Economists See No Major Tax Changes in Budget 2026; Expect Wider CGT Scope

KUALA LUMPUR, Sept 28 — Economists believe that Budget 2026 would not introduce any major changes in the taxation system — especially individual and corporate taxes — to preserve consumer and investor confidence as the United States tariffs kick in.

Instead, the government might consider the expansion of the capital gain tax (CGT) scope on capital gains from the disposal of shares listed on Bursa Malaysia, said MBSB Investment Bank Bhd (MBSB) Research director and head, Imran Yassin Yusof.

“Currently, CGT covers the gains from the disposal of unlisted shares and the disposal of foreign capital assets.  

“But we believe that this may need further impact study and has a low probability to be tabled in Budget 2026,” he told Bernama in a recent email interview.

Other possible new taxes to be introduced include inheritance tax, sin tax, or health tax, such as a tobacco tax, he added.

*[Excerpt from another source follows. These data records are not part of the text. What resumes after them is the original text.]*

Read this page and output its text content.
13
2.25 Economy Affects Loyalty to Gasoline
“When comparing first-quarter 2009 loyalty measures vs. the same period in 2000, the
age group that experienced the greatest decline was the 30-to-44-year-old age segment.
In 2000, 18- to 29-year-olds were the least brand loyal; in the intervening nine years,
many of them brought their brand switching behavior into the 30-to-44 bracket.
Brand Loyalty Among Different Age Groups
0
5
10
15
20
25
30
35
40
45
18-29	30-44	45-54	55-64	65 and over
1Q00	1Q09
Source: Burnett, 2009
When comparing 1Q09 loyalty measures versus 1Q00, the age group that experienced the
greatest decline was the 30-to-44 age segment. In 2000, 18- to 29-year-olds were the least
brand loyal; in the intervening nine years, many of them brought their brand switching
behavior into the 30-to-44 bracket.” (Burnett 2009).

Similarly, Doris Liew, an economist specialising in Southeast Asian development, says she expects the budget to enhance dividend and CGT enforcement.

“With limited fiscal space for new taxes in 2026, the budget is likely to rely on incremental compliance improvements, such as widening the tax net via e-invoicing and tax identification number (TIN) registration and digitalisation of tax administration.

“It is also likely to expand non-tax revenue such as levies, fees and asset monetisation,” she said.

While the carbon tax is a recurring proposal under the Budget 2025, Liew opined that the implementation might face two hurdles, namely competitiveness and readiness, as an early carbon levy could divert foreign direct investment (FDI) to export-oriented Vietnam and Indonesia.

“In terms of readiness, Malaysia’s regulatory and monitoring frameworks remain immature,” she said, adding that if the carbon tax is introduced, it would likely start as a pilot for listed companies instead of a blanket fiscal instrument.

On individual tax, Imran said MBSB Research does not foresee any rate revisions, including for the top 20 per cent income earners (T20),  as no additional fiscal stimulus is deemed necessary following Bank Negara Malaysia’s (BNM) pre-emptive policy easing in July 2025 and amid sustained domestic economic growth.

BNM cut the Overnight Policy Rate by 25 basis points to 2.75 per cent on July 9, 2025 — the first cut since 2020, in response to uncertainties surrounding tariff developments and geopolitical tensions.

“In other words, we do not expect any major changes to the taxation system as higher taxes could result in slower spending next year,” he said.

Liew opined that corporate tax would almost certainly remain unchanged, as Malaysia seeks to preserve investor confidence following the tariff shocks, reflected in August’s trade slowdown.

August 2025’s trade eased 1.9 per cent year-on-year (y-o-y) to RM247.07 billion, with exports growth slowing to 1.9 per cent from 6.8 per cent in July 2025 and imports contracting 5.9 per cent from a marginal y-o-y growth of 0.6 per cent in July this year.

Overall, Liew described the government as ‘walking a tightrope between fiscal consolidation and growth support’.

“On one hand, higher revenue is needed to close deficits and fund social spending, on the other, tariff-related export weakness, elevated food and energy costs and looming global supply chain uncertainty through 2027 argue against new burdens on firms or households,” she said.

Meanwhile, Imran believes that while broadening the tax base through new taxes is a positive step for government revenue, it is equally critical to enhance tax compliance and curb evasion, as well as to communicate financial reports and government spending effectively.

At the same time, both economists do not anticipate further expansion of the sales and service tax (SST) coverage.

Prime Minister Datuk Seri Anwar Ibrahim, who is also the Finance Minister,  is scheduled to table the Budget 2026 in Parliament on Oct 10.